A diferença nas dinâmicas de páginas e grupos tem impacto no número total de compartilhamento de desinformação, especialmente porque o cluster pró-HCQ foi também muito mais ativo do que o cluster anti-HCQ na rede de grupos. Na comparação entre estes dois clusters na rede de grupos, o conteúdo desinformativo do pró-HCQ foi compartilhado com maior frequência do que todas as 50 URLs mais compartilhadas naquele anti-HCQ. Na comparação entre páginas e grupos, o total de desinformação compartilhado no cluster pró-HCQ na rede de grupos é quase oito vezes maior em comparação com a desinformação compartilhada pelo mesmo cluster na rede de páginas. A tabela abaixo detalha os números de compartilhamento das URLs mais compartilhadas em cada contexto.

Tabela 2. Frequência do compartilhamento de URLs

Rede Rede das páginas Rede dos Grupos
Cluster Anti-HCQ Pró-HCQ Anti-HCQ Pró-HCQ
Desinformação 0 316 0 2509
Outro 613 299 2092 2416
Total 613 615 2092 4925

As altas frequências no compartilhamento de desinformação nos grupos possuem impacto para as estratégias de combate ao conteúdo problemático no Facebook. Ainda que a plataforma tenha iniciativas de marcar publicações de páginas como conteúdo desinformativo ou mesmo remover o conteúdo, como fez com declaração falsa de Jair Bolsonaro sobre a hidroxicloroquina, os nossos resultados apontam para a necessidade de pensar em estratégias para monitoramento de grupos públicos. Como vimos, a maior frequência de conteúdo desinformativo foi compartilhado nestes espaços.

Relevância

O acesso a informações verificadas é importante no combate ao Covid-19. O excesso de informações sobre a pandemia, a polarização nos discursos e o espalhamento de desinformação fazem parte do que a Organização Mundial da Saúde chama de “infodemia”. Assim, o nosso estudo contribui com a análise da circulação de conteúdo sobre a hidroxicloroquina no Facebook.

Os nossos resultados mostram polarização na circulação de informações, além de um contexto de assimetria, com o cluster pró-hidroxicloroquina compartilhamento mais desinformação.

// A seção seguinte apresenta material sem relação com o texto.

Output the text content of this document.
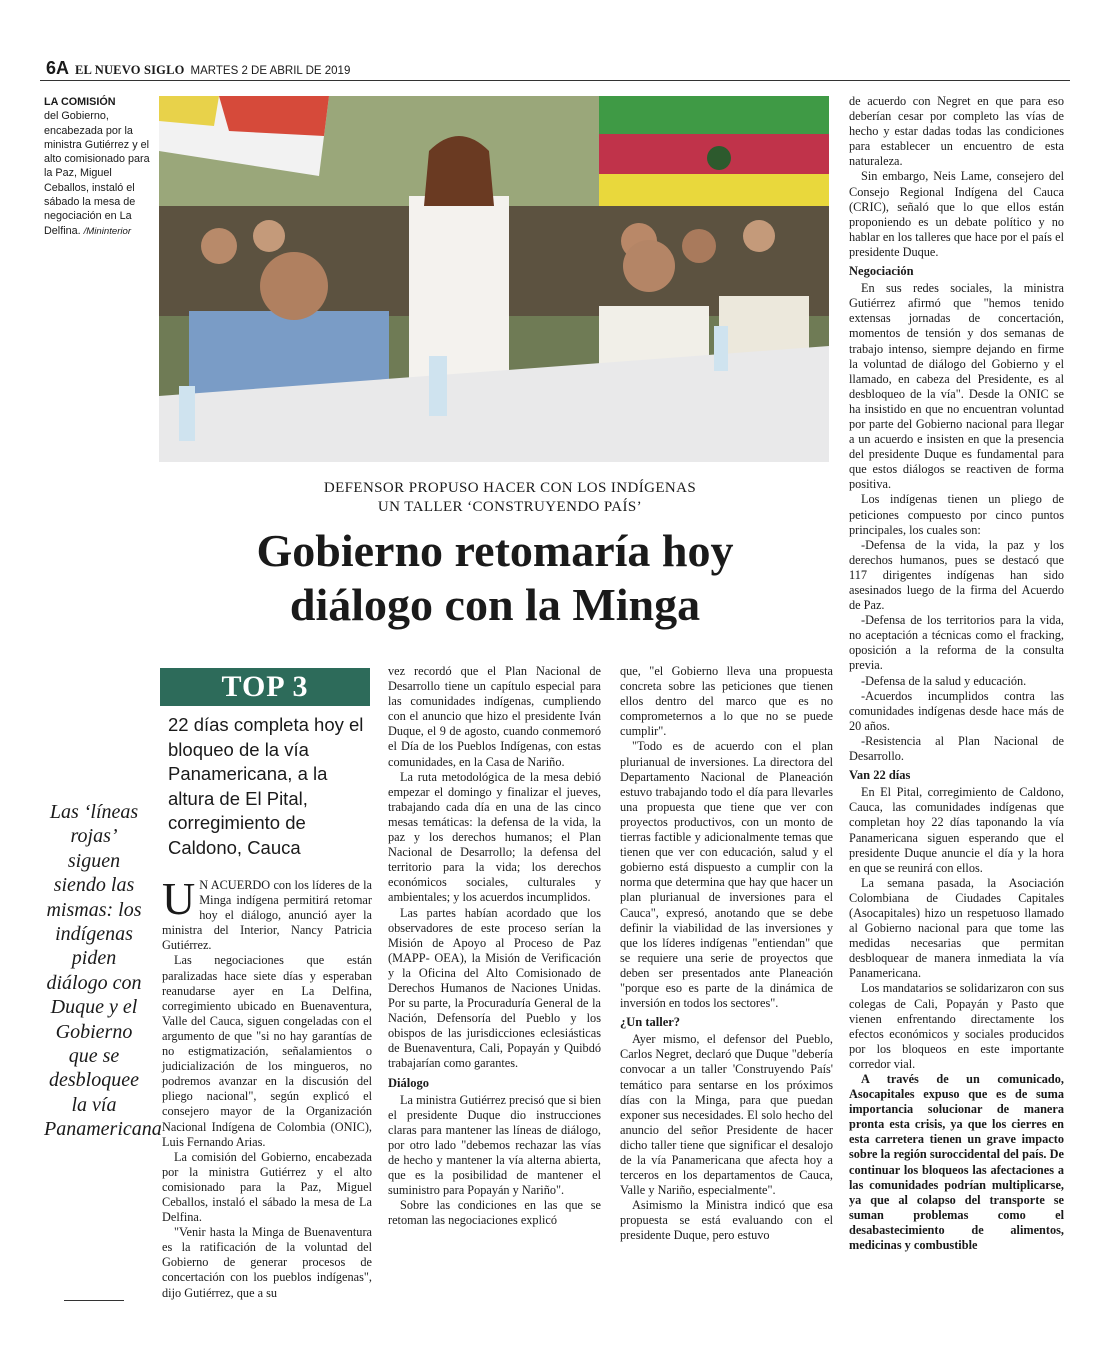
6A EL NUEVO SIGLO MARTES 2 DE ABRIL DE 2019
LA COMISIÓN
del Gobierno, encabezada por la ministra Gutiérrez y el alto comisionado para la Paz, Miguel Ceballos, instaló el sábado la mesa de negociación en La Delfina. /Mininterior
DEFENSOR PROPUSO HACER CON LOS INDÍGENAS
UN TALLER ‘CONSTRUYENDO PAÍS’
Gobierno retomaría hoy
diálogo con la Minga
TOP 3
22 días completa hoy el bloqueo de la vía Panamericana, a la altura de El Pital, corregimiento de Caldono, Cauca
Las ‘líneas rojas’ siguen siendo las mismas: los indígenas piden diálogo con Duque y el Gobierno que se desbloquee la vía Panamericana

U N ACUERDO con los líderes de la Minga indígena permitirá retomar hoy el diálogo, anunció ayer la ministra del Interior, Nancy Patricia Gutiérrez.

Las negociaciones que están paralizadas hace siete días y esperaban reanudarse ayer en La Delfina, corregimiento ubicado en Buenaventura, Valle del Cauca, siguen congeladas con el argumento de que "si no hay garantías de no estigmatización, señalamientos o judicialización de los mingueros, no podremos avanzar en la discusión del pliego nacional", según explicó el consejero mayor de la Organización Nacional Indígena de Colombia (ONIC), Luis Fernando Arias.

La comisión del Gobierno, encabezada por la ministra Gutiérrez y el alto comisionado para la Paz, Miguel Ceballos, instaló el sábado la mesa de La Delfina.

"Venir hasta la Minga de Buenaventura es la ratificación de la voluntad del Gobierno de generar procesos de concertación con los pueblos indígenas", dijo Gutiérrez, que a su

vez recordó que el Plan Nacional de Desarrollo tiene un capítulo especial para las comunidades indígenas, cumpliendo con el anuncio que hizo el presidente Iván Duque, el 9 de agosto, cuando conmemoró el Día de los Pueblos Indígenas, con estas comunidades, en la Casa de Nariño.

La ruta metodológica de la mesa debió empezar el domingo y finalizar el jueves, trabajando cada día en una de las cinco mesas temáticas: la defensa de la vida, la paz y los derechos humanos; el Plan Nacional de Desarrollo; la defensa del territorio para la vida; los derechos económicos sociales, culturales y ambientales; y los acuerdos incumplidos.

Las partes habían acordado que los observadores de este proceso serían la Misión de Apoyo al Proceso de Paz (MAPP- OEA), la Misión de Verificación y la Oficina del Alto Comisionado de Derechos Humanos de Naciones Unidas. Por su parte, la Procuraduría General de la Nación, Defensoría del Pueblo y los obispos de las jurisdicciones eclesiásticas de Buenaventura, Cali, Popayán y Quibdó trabajarían como garantes.

Diálogo

La ministra Gutiérrez precisó que si bien el presidente Duque dio instrucciones claras para mantener las líneas de diálogo, por otro lado "debemos rechazar las vías de hecho y mantener la vía alterna abierta, que es la posibilidad de mantener el suministro para Popayán y Nariño".

Sobre las condiciones en las que se retoman las negociaciones explicó

que, "el Gobierno lleva una propuesta concreta sobre las peticiones que tienen ellos dentro del marco que es no comprometernos a lo que no se puede cumplir".

"Todo es de acuerdo con el plan plurianual de inversiones. La directora del Departamento Nacional de Planeación estuvo trabajando todo el día para llevarles una propuesta que tiene que ver con proyectos productivos, con un monto de tierras factible y adicionalmente temas que tienen que ver con educación, salud y el gobierno está dispuesto a cumplir con la norma que determina que hay que hacer un plan plurianual de inversiones para el Cauca", expresó, anotando que se debe definir la viabilidad de las inversiones y que los líderes indígenas "entiendan" que se requiere una serie de proyectos que deben ser presentados ante Planeación "porque eso es parte de la dinámica de inversión en todos los sectores".

¿Un taller?

Ayer mismo, el defensor del Pueblo, Carlos Negret, declaró que Duque "debería convocar a un taller 'Construyendo País' temático para sentarse en los próximos días con la Minga, para que puedan exponer sus necesidades. El solo hecho del anuncio del señor Presidente de hacer dicho taller tiene que significar el desalojo de la vía Panamericana que afecta hoy a terceros en los departamentos de Cauca, Valle y Nariño, especialmente".

Asimismo la Ministra indicó que esa propuesta se está evaluando con el presidente Duque, pero estuvo

de acuerdo con Negret en que para eso deberían cesar por completo las vías de hecho y estar dadas todas las condiciones para establecer un encuentro de esta naturaleza.

Sin embargo, Neis Lame, consejero del Consejo Regional Indígena del Cauca (CRIC), señaló que lo que ellos están proponiendo es un debate político y no hablar en los talleres que hace por el país el presidente Duque.

Negociación

En sus redes sociales, la ministra Gutiérrez afirmó que "hemos tenido extensas jornadas de concertación, momentos de tensión y dos semanas de trabajo intenso, siempre dejando en firme la voluntad de diálogo del Gobierno y el llamado, en cabeza del Presidente, es al desbloqueo de la vía". Desde la ONIC se ha insistido en que no encuentran voluntad por parte del Gobierno nacional para llegar a un acuerdo e insisten en que la presencia del presidente Duque es fundamental para que estos diálogos se reactiven de forma positiva.

Los indígenas tienen un pliego de peticiones compuesto por cinco puntos principales, los cuales son:

-Defensa de la vida, la paz y los derechos humanos, pues se destacó que 117 dirigentes indígenas han sido asesinados luego de la firma del Acuerdo de Paz.

-Defensa de los territorios para la vida, no aceptación a técnicas como el fracking, oposición a la reforma de la consulta previa.

-Defensa de la salud y educación.

-Acuerdos incumplidos contra las comunidades indígenas desde hace más de 20 años.

-Resistencia al Plan Nacional de Desarrollo.

Van 22 días

En El Pital, corregimiento de Caldono, Cauca, las comunidades indígenas que completan hoy 22 días taponando la vía Panamericana siguen esperando que el presidente Duque anuncie el día y la hora en que se reunirá con ellos.

La semana pasada, la Asociación Colombiana de Ciudades Capitales (Asocapitales) hizo un respetuoso llamado al Gobierno nacional para que tome las medidas necesarias que permitan desbloquear de manera inmediata la vía Panamericana.

Los mandatarios se solidarizaron con sus colegas de Cali, Popayán y Pasto que vienen enfrentando directamente los efectos económicos y sociales producidos por los bloqueos en este importante corredor vial.

A través de un comunicado, Asocapitales expuso que es de suma importancia solucionar de manera pronta esta crisis, ya que los cierres en esta carretera tienen un grave impacto sobre la región suroccidental del país. De continuar los bloqueos las afectaciones a las comunidades podrían multiplicarse, ya que al colapso del transporte se suman problemas como el desabastecimiento de alimentos, medicinas y combustible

Além disso, identificamos o impacto dos grupos públicos no compartilhamento de desinformação. Este resultado está relacionado com as affordances do Facebook e indica a necessidade de estratégias específicas para combater a circulação de desinformação nestes espaços.

Autores e financiamento

Agradecemos ao CrowdTangle pelo acesso aos dados que utilizamos na nossa análise. Os autores deste artigo são Felipe Soares (UFRGS), Paula Viegas (UFRGS), Carolina Bonoto (UFRGS) e Raquel Recuero (UFPEL/UFRGS). O estudo contou com o apoio do CNPq e da FAPERGS.